(“Inna, bapak ada bawa uang. Mari sini ikut bapak pergi beli seragam sekolah yang baru. Kan hari senin Inna sudah masuk sekolah.” Ujar sang bapak pada anaknya dari balik pintu pagar panti asuhan. Tak ada jawaban dari gadis kecil itu, ia tertunduk dan menitikan air mata tanpa berani melihat sorot mata bapaknya.)
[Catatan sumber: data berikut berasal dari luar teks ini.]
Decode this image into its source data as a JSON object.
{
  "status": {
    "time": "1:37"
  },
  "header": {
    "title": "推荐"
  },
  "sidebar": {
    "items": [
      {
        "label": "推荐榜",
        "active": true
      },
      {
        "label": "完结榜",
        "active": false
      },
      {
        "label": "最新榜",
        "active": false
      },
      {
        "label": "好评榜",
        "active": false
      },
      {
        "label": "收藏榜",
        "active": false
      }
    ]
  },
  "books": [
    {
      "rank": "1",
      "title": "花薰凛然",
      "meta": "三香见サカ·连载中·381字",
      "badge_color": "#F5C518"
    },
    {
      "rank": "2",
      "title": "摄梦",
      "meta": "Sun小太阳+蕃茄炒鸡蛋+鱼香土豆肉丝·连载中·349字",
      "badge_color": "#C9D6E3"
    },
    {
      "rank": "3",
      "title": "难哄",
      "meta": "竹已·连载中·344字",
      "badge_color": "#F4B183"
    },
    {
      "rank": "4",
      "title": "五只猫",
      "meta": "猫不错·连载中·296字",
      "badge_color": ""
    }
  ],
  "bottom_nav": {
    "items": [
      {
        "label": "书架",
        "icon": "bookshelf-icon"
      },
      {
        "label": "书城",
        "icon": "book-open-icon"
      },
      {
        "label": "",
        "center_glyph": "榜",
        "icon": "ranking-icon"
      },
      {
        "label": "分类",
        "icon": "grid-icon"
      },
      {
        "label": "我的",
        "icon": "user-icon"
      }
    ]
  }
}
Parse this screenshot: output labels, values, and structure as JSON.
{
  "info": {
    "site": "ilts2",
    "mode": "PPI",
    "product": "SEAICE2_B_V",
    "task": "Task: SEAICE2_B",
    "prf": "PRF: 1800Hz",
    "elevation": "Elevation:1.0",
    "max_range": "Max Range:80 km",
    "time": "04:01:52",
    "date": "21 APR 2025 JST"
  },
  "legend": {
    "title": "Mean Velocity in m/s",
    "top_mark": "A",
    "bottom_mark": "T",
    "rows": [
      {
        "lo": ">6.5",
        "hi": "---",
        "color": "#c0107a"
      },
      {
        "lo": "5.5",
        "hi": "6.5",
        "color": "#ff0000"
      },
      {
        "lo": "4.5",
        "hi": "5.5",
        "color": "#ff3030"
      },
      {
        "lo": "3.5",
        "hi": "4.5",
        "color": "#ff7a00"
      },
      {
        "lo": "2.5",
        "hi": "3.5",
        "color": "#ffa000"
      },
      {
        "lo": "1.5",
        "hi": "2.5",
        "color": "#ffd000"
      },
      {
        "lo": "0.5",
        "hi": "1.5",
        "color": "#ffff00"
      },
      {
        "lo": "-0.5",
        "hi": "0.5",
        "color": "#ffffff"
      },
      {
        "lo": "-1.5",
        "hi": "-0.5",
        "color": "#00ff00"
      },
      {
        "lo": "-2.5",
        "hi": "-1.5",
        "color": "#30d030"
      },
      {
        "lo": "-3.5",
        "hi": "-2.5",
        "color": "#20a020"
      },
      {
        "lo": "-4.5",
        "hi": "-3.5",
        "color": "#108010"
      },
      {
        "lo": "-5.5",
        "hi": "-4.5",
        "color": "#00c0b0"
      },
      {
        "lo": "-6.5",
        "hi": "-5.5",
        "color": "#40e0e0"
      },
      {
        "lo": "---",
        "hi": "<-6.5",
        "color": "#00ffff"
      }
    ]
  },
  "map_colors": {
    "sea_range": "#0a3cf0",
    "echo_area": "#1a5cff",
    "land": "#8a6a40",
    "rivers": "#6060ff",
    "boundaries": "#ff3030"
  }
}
Langit begitu gelap tanpa rembulan dan para bintang. Membuat malam begitu pekat dan kelam. Dan dalam kegelapan yang sunyi, sebuah keluarga saling mendiamkan dan begelut dalam pikirannya masing-masing. Keluarga yang biasanya bersenda gurau dan terkadang ada pertengkaran kecil di antara kakak beradik, terdapat percakapan romantis antara sepasang suami istri dan doa keluarga bersama, malam ini semuanya tak ada. Mereka diliputi keheningan, entah mengapa.
Tiba-tiba sebuah sandal melayang dari tempat laki-laki itu dan mendarat tepat di wajah istrinya. Pakkkk, bunyinya memecahkan kesunyian. Keempat anak mereka mulai menangis. Tidak puas melempar sandal pada istrinya, laki-laki itu bangkit berdiri dan ingin menghampiri istrinya. Namun ia diadang oleh putra sulungnya. Melihat adik-adiknya menangis dan mamanya hendak dipukuli oleh bapaknya membuatnya berani untuk mengadang. “Kalau bapak berani pukul mama, bapak harus berhadapan dengan saya.” Ujar putra sulungnya. Karena diadang oleh putra sulungnya, laki-laki itu pun berbalik dan menghantam tv untuk melampiaskan amarahnya yang tidak bisa ia tumpahkan pada istrinya. Dan ia pun pergi meninggalkan rumah.
“Ini hari saya sudah tidak bisa tahan lagi lihat bapak yang selalu marah-marah dan pukul mama. Saya sudah besar, bukan anak kecil lagi. Ini malam saya berani pukul bapa, bunuh pun saya sanggup. Tinggal lihat nanti saya atau bapak yang mati ini malam.” Kata sang anak sulung. Wanita itu menyeka airmatanya dan memeluk putra sulungnya dan berkata, “Nong, seburuk apa pun dia tetap bapakmu, tidak boleh omong seperti itu.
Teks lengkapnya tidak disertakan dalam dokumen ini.